Evidently, this work of the pecuniary magnate bears a great resemblance to the creation of intangible assets under the ordinary competitive system. This is, no doubt, the point of its nearest relation to the current capitalistic enterprise. But, as has already been indicated above, it cannot be said that the magnate's peculiar work is the creation of intangible, or other assets, although there is commonly some recapitalisation involved in his manœuvers, and although his gains commonly come as assets, i.e., in the capitalised form. Nor can it, as has also been indicated above, be said that the wealth which serves him as the means of his peculiar enterprise stands in the relation of assets to this enterprise or to the gains in question, since this wealth already stands in an exhaustive relation as assets to some corporate enterprise in ordinary business and to the corresponding items of interest and dividends. It may, of course, be contended that the present state of things on this higher plane of enterprise is transient and transitional only, and that in the settled condition which may conceivably supervene, the magnate's relation to business at large will be capitalised in some form of intangible assets, after the manner in which the monopoly advantage of an ordinary "trust" is now capitalised. But this is at the best only a surmise, guided by inapplicable generalisations drawn from a past situation in which this higher enterprise has not engrossed the pecuniary initiative and played the ruling part.
FOOTNOTES:
[1] Reprinted by permission from The Quarterly Journal of Economics, Vol. XXIII, Nov., 1908.

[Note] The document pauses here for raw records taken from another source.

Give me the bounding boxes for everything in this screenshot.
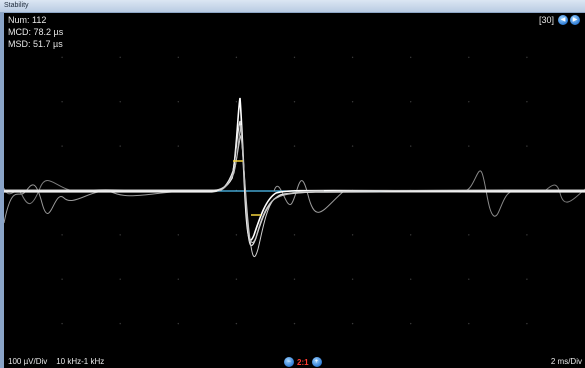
grid-dot	[119, 234, 121, 236]
noisy-trace-3	[273, 180, 345, 213]
grid-dot	[61, 56, 63, 59]
noisy-trace-5	[543, 184, 585, 203]
response-trace-2	[4, 120, 585, 247]
grid-dot	[119, 278, 121, 280]
grid-dot	[293, 234, 296, 236]
grid-dot	[351, 101, 354, 103]
window-frame-left	[0, 13, 4, 368]
grid-dot	[293, 278, 296, 280]
grid-dot	[177, 322, 179, 325]
grid-dot	[468, 56, 470, 59]
stat-msd: MSD: 51.7 µs	[8, 39, 63, 49]
grid-dot	[293, 56, 296, 59]
grid-dot	[468, 101, 470, 103]
grid-dot	[293, 101, 296, 103]
grid-dot	[119, 56, 121, 59]
grid-dot	[61, 278, 63, 280]
response-trace-1	[4, 97, 585, 241]
grid-dot	[177, 278, 179, 280]
grid-dot	[526, 56, 528, 59]
noisy-trace-1	[4, 184, 205, 224]
grid-dot	[235, 322, 238, 325]
waveform-canvas	[4, 56, 585, 325]
grid-dot	[526, 278, 528, 280]
grid-dot	[526, 322, 528, 325]
waveform-plot-area[interactable]	[4, 13, 585, 368]
window-title: Stability	[4, 2, 29, 9]
grid-dot	[526, 234, 528, 236]
sweep-count: [30]	[538, 15, 554, 25]
grid-dot	[410, 322, 412, 325]
grid-dot	[177, 145, 179, 147]
minus-icon[interactable]: −	[284, 357, 294, 367]
acquisition-settings: 100 µV/Div 10 kHz-1 kHz	[8, 357, 104, 366]
filter-label[interactable]: 10 kHz-1 kHz	[56, 357, 105, 366]
grid-dot	[119, 145, 121, 147]
response-trace-4	[218, 124, 325, 243]
sweep-navigation: [30] ◀ ▶	[539, 14, 580, 26]
grid-dot	[468, 322, 470, 325]
title-bar: Stability	[0, 0, 585, 13]
grid-dot	[351, 322, 354, 325]
grid-dot	[119, 101, 121, 103]
grid-dot	[468, 145, 470, 147]
grid-dot	[177, 56, 179, 59]
grid-dot	[177, 101, 179, 103]
grid-dot	[293, 322, 296, 325]
grid-dot	[61, 322, 63, 325]
grid-dot	[410, 145, 412, 147]
stat-mcd: MCD: 78.2 µs	[8, 27, 64, 37]
stat-num: Num: 112	[8, 15, 47, 25]
gain-value: 2:1	[297, 357, 309, 367]
grid-dot	[351, 145, 354, 147]
grid-dot	[468, 278, 470, 280]
plus-icon[interactable]: +	[311, 357, 322, 367]
grid-dot	[61, 101, 63, 103]
grid-dot	[410, 278, 412, 280]
grid-dot	[61, 145, 63, 147]
grid-dot	[351, 234, 354, 236]
grid-dot	[235, 278, 238, 280]
grid-dot	[410, 234, 412, 236]
grid-dot	[468, 234, 470, 236]
grid-dot	[119, 322, 121, 325]
grid-dot	[410, 101, 412, 103]
grid-dot	[351, 56, 354, 59]
response-trace-3	[4, 134, 585, 258]
right-arrow-icon[interactable]: ▶	[570, 15, 580, 25]
sensitivity-label[interactable]: 100 µV/Div	[8, 357, 48, 366]
grid-dot	[235, 56, 238, 59]
noisy-trace-4	[463, 170, 515, 217]
grid-dot	[526, 101, 528, 103]
grid-dot	[61, 234, 63, 236]
grid-dot	[526, 145, 528, 147]
grid-dot	[235, 101, 238, 103]
grid-dot	[177, 234, 179, 236]
timebase-label[interactable]: 2 ms/Div	[550, 357, 582, 366]
grid-dot	[351, 278, 354, 280]
left-arrow-icon[interactable]: ◀	[558, 15, 568, 25]
grid-dot	[235, 234, 238, 236]
grid-dot	[293, 145, 296, 147]
grid-dot	[410, 56, 412, 59]
gain-control: − 2:1 +	[284, 357, 322, 367]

[2] See this Journal for August, 1908.
[3] For the connection between prices and prosperity, hard times, unemployment, etc., see The Theory of Business Enterprise, chap. vii (pp. 185-252, especially 196-212).
[4] By "perversion" is here meant such disposition of the industrial forces as entails a net waste or detriment to the community's livelihood.
[5] Should the connection at this point with the main argument of the paper as set forth in the earlier section seem doubtful or obscure, it may be called to mind that these dubious enterprises in dissipation are cases of investment for a profit, and that the "capital goods" engaged are invested wealth yielding an income, but that they yield an income only on the fulfillment of two conditions: (a) the possession and employment of these capital goods enables their holder to turn to account the common stock of technological proficiency, in those bearings in which it may be of use in his enterprise; and (b) the limited amount of wealth available for the purpose enables their holder to "engross" the usufruct of such a fraction of the common stock of technological proficiency, in the degree determined by this limitation of the amount available. In so far, these enterprises are like any other industrial enterprise; but beyond this they have the peculiarity that they do not, or need not, even ostensibly, turn the current knowledge and use of ways and means to "productive" account for the community at large, but simply take their stand on the (institutionally sacred) "accomplished fact" of invested wealth. They have less of the fog of apology about them than the common run of business enterprise.
[6] This statement may not seem clear without indicating in a more concrete manner some terms in which to measure the relative differential advantage and disadvantage which so emerge in such a case of prerogative or privilege. Where, as in the earlier, non-pecuniary phases of culture, no price test is applicable, the statement in the text may be taken to mean that the differential disadvantage at the cost of which the differential benefit in question is gained is greater than the beneficiary would be willing to undergo in order to procure this benefit.
[7] A doubt has been offered as to the applicability of this characterization to such intangible assets as a patent right and other items of the same class. The doubt seems to arise from a misapprehension of the analysis and of its intention. It should be remarked that there is no intention to condemn or disapprove any of the items here spoken of as intangible assets. The patent right may be justifiable or it may not: there is no call to discuss that question here. Other intangible assets are in the same case in this respect.
Further, as to the character of a patent right considered as an asset. The invention or innovation covered by the patent right is a contribution to the common stock of technological proficiency. It may be (immediately) serviceable to the community at large, or it may not;—e.g., a cash register, a bank-check punch, a streetcar fare register; a burglar-proof safe, and the like are of no immediate service to the community at large, but serve only a pecuniary use to their users. But, whether the innovation is useful or not, the patent right, as an asset, has no (immediate) usefulness at large, since its essence is the restriction of the usufruct of the innovation to the patentee. Immediately and directly the patent right must be considered a detriment to the community at large, since its purport is to prevent the community from making use of the patented innovation, whatever may be its ulterior beneficial effects or its ethical justification.